The senior rushed for 890 yards and threw for 2,490 this season while totaling 37 TDs, including 22 on the ground.

"He's awfully good at what he does," Big 12 coach of the year Bill Snyder said, "and he's awfully good as a leader and he's awfully good as a field manager, and he's awfully good in all the physical aspects of the game - and he's a tremendous person."

As good as Klein and the Kansas State offense have been, averaging 40.7 points to rank among the FBS leaders, they were held under 30 four times. Three came during the final seven games as leading rusher John Hubert failed to gain 100 yards in any of them, a mark he reached four times in the first five games.

A consistently dominant ground game helped the Ducks score at least 40 in every game except the Stanford loss. They averaged 50.8 points to rank second nationally behind Louisiana Tech (51.5).

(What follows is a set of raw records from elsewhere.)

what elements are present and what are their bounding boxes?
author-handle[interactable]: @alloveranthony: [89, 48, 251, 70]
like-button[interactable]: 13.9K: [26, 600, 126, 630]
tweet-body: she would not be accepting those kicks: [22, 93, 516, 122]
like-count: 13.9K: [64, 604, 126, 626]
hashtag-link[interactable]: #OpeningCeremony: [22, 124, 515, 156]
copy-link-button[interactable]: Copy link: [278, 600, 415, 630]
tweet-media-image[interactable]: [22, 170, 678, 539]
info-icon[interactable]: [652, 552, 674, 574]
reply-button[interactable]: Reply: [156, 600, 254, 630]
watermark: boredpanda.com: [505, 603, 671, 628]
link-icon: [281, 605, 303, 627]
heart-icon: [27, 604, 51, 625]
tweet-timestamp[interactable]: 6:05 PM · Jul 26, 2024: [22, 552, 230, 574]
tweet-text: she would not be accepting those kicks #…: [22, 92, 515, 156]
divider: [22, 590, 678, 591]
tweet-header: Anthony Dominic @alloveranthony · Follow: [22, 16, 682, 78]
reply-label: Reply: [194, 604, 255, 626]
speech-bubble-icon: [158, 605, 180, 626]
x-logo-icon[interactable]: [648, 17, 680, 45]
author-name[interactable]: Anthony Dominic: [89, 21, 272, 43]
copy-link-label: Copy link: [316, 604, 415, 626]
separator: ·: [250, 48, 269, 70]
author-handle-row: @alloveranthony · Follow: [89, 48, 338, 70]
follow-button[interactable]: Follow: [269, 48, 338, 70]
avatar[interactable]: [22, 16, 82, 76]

They were third in rushing (323.3 yards per game) as Kenjon Barner - ninth in the Heisman voting - ran for 1,624 yards and 21 touchdowns. The highlight was a 321-yard, five-TD performance in a 62-51 win over Southern California on Nov. 3.

This was the senior's first season as Oregon's featured back.

"He did exactly what we thought he would do. He's had some outstanding performances this year," Kelly said. "... For as young a team as we have offensively, real leader for us on the offensive side of the ball."

Barner will face a Wildcats run defense which held opponents to 99.3 rushing yards per game excluding the Baylor loss when they allowed a stunning 342.

Oregon was regularly vulnerable against the run, giving up at least 190 rushing yards in four of its final seven games.

Both potent offenses must be careful about protecting the ball. The Ducks finished the regular season with an FBS-high 39 forced turnovers and Kansas State caused 31.

Oregon's Marcus Mariota threw six interceptions in 312 attempts compared to 30 TD passes, becoming the Pac-12's first freshman quarterback to make the all-conference first team since USC's Todd Marinovich in 1989. Mariota was picked off once in the last six games, a stretch during which he also showed off his rushing ability with 469 yards.

Klein is the superior runner but less of a threat through the air. He had three TD passes over the final four games and failed to throw for 200 yards in six.

Still, this matchup could provide another memorable, high-scoring Fiesta Bowl like last season when Brandon Weeden led Oklahoma State to a 41-38 overtime win over Andrew Luck's Stanford team.

"Watching the Fiesta Bowl on TV every year, it seems like they always have great matchups, and this one is no different," said Wildcats safety Ty Zimmerman, a third-team All-American who was second in the Big 12 with five interceptions.

As solid as Zimmerman has been, the defensive leader is senior linebacker Arthur Brown. The Big 12 defensive player of the year topped Kansas State in tackles (91) for a second straight season and was named a second-team All-American.

However, he wasn't a Butkus Award finalist like Oregon linebacker Dion Jordan, a possible first-round draft pick who had five sacks and 10 1/2 tackles for a loss. The Ducks defense also features cornerback Ifo Ekpre-Olomu, who led the Pac-12 with six forced fumbles and 19 passes defended.

Oregon, which is facing the Wildcats for the first time, is making an eighth consecutive bowl appearance and fourth straight in a BCS game after winning last season's Rose Bowl. Kansas State has dropped its only four bowl games since 2002, including a 29-16 loss to Arkansas in the 2012 Cotton Bowl as Klein was held to 42 yards on 24 carries.